5 Andra Day Songs You Should Know

Myriam Santos
Andra Day

Earlier this year, Andra Day received a unique gift from a fan in Japan while on tour for the Blue Note Festival. “She gifted me a very cute umbrella and said, ‘Your song helped me get through my rainiest days,’” recalls the singer, 31, whose resilient aria “Rise Up” -- which peaked at No. 6 on the Adult R&B Songs chart -- has scored both a Serena Williams ad for Beats By Dre, and the more general Black Lives Matter movement.

The San Diego native’s ascent from child dancer (she enrolled in the city’s school for Creative and Performance Arts at 10) to live dynamo and lyrical savant has secured her two Grammy Award nominations, thanks to her 2015 major label debut, Cheers To The Fall.

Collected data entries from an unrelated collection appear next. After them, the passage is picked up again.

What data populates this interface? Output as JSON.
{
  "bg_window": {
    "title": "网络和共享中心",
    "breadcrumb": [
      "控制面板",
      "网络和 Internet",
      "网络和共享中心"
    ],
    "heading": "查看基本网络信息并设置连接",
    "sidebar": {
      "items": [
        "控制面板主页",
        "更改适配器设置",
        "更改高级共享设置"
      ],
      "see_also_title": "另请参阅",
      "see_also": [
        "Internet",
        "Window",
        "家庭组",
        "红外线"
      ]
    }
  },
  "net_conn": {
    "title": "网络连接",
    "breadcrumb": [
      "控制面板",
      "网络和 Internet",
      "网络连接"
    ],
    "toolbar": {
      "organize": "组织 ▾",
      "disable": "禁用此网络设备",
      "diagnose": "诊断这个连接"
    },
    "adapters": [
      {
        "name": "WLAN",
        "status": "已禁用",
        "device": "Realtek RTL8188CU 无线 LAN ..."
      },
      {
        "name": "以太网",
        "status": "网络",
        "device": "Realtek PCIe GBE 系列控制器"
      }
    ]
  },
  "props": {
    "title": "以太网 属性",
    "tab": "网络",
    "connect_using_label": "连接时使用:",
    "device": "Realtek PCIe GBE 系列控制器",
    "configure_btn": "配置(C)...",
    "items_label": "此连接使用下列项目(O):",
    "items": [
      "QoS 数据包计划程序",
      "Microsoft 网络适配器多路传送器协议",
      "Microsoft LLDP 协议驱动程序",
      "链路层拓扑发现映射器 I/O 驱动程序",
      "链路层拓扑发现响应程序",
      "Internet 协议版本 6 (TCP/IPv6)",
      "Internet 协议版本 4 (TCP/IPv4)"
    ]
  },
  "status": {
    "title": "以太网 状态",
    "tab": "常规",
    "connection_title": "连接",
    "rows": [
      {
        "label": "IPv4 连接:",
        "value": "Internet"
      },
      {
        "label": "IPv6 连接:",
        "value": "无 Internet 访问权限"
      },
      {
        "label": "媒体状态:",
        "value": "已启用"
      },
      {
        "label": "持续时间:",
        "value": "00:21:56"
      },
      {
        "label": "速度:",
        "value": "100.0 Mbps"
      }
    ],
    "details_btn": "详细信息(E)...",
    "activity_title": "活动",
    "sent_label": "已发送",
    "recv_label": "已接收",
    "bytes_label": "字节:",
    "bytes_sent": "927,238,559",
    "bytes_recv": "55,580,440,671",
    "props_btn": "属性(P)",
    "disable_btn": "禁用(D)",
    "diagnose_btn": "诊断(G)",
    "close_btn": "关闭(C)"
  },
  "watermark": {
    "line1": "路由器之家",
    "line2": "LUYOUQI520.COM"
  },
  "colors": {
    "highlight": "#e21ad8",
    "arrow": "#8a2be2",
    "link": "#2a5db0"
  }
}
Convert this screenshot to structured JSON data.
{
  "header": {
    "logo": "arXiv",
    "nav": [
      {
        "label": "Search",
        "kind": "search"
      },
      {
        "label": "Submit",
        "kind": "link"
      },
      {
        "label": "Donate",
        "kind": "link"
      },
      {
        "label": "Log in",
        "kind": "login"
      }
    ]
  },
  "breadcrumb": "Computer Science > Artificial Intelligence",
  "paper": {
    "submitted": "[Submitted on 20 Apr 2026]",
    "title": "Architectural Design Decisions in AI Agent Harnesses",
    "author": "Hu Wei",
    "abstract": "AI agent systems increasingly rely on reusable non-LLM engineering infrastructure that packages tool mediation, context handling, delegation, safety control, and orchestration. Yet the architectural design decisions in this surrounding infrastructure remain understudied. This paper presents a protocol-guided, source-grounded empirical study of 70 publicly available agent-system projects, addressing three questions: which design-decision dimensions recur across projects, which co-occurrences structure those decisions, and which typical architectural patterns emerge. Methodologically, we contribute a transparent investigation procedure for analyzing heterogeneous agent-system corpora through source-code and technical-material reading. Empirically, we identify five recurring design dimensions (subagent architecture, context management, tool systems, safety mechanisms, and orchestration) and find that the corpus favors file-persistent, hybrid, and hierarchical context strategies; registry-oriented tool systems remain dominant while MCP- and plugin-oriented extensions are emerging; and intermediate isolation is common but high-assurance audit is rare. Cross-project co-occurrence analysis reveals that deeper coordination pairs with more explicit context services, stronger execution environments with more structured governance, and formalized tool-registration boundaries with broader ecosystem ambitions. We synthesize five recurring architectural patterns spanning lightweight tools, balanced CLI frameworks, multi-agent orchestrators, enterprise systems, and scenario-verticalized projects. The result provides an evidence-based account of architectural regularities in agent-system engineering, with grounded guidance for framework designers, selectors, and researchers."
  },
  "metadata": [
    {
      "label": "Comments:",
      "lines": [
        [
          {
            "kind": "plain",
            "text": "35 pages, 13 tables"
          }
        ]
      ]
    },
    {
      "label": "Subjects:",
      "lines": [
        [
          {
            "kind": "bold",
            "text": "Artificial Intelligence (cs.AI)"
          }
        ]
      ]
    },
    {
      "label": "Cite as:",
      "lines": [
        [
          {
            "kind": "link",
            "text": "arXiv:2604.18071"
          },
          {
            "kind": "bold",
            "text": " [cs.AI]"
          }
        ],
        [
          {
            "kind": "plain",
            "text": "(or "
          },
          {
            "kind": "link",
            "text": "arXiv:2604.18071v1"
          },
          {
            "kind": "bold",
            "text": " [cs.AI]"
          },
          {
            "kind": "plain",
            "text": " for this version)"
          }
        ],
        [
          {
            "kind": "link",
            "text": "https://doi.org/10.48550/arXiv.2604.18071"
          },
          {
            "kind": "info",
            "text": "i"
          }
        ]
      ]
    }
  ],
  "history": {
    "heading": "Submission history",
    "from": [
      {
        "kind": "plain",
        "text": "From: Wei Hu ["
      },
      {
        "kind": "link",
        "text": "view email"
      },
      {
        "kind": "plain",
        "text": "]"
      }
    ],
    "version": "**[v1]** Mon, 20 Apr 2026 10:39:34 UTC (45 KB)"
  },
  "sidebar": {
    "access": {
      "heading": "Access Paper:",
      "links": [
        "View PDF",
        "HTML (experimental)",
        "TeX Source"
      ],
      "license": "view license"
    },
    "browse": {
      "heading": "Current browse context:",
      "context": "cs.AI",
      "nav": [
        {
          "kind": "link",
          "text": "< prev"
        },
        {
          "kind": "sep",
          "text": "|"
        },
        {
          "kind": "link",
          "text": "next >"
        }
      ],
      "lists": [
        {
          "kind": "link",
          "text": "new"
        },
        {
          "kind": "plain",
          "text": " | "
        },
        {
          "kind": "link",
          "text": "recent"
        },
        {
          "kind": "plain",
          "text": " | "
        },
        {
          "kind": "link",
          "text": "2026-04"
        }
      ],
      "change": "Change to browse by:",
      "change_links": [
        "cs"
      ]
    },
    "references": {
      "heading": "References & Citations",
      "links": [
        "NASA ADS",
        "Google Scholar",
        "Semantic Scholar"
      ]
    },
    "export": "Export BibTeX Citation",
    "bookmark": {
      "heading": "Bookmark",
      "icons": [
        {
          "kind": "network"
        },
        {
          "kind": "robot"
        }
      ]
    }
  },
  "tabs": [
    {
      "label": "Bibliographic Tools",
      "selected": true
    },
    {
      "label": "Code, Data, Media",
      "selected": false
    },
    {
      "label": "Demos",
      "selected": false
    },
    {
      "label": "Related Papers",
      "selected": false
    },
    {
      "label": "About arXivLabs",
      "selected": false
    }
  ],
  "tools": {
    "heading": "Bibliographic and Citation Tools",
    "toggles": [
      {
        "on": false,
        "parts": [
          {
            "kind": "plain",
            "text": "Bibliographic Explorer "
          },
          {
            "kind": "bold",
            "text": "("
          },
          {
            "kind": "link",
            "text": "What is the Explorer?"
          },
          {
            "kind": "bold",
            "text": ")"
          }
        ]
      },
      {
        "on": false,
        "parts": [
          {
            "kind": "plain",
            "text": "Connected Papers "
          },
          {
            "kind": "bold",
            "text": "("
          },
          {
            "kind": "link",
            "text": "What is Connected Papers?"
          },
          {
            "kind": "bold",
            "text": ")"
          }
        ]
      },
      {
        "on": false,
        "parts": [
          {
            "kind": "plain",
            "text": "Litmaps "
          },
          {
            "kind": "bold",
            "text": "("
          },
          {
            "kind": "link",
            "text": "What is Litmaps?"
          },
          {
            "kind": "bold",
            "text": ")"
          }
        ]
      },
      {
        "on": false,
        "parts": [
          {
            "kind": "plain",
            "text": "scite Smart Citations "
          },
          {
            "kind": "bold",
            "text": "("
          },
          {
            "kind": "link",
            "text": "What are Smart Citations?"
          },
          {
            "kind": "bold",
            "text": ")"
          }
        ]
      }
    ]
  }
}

Sprinkling in hints of her idols Billie Holiday and Ella Fitzgerald, Day’s hearty mix of soul and blues on Cheers (she’s racked up 72 million on-demand streams in the U.S., according to Nielsen Music) has propelled her into a banner 2016, despite a non-existent sleep pattern. “This year, one thing that’s changed is I feel like my purpose is creating music that really changes people’s lives on a personal level and on a societal level, and I think that vision has become very clear.”

In honor of her "Powerhouse" award for this year's Women in Music ceremony (which tapes Dec. 9 in New York and airs Dec. 12 on Lifetime), here are five essential Andra Day records you should listen to. 

"Gold" 

Day expresses her regret for falling for a side-piece while chucking the deuces to her loyal lover. "I gave up gold for grains of sand/ Slippin' through my hand," she sings. 

"Cheers To The Fall"

The title track of her debut finds Day channeling late soulstress Amy Winehouse over a groovy, guitar-driven melody that pleases the ears all year round. 

"Gin & Juice (Let Go My Hand)"

Despite the name, this throwback song steers clear of any Snoop Dogg-inspired turn-up, but rather shows Day pouring her heart out with one simple request: "Don't hold my hand, boy." 

"Burn"

This deep cut appeared on The Hamilton Mixtape, a remixed version of the cast recording from Lin-Manuel Miranda's Broadway smash, utilizing Day's alto for a poetic love note that finds her singing, "You forfeit all rights to my heart." 

"Rise Up"

No quintessential Andra Day playlist would be complete without the uplifting record that catapulted her career. Accompanied by a tearjerking visual dubbed the "Inspiration Version", the power ballad can turn any struggle into a victory.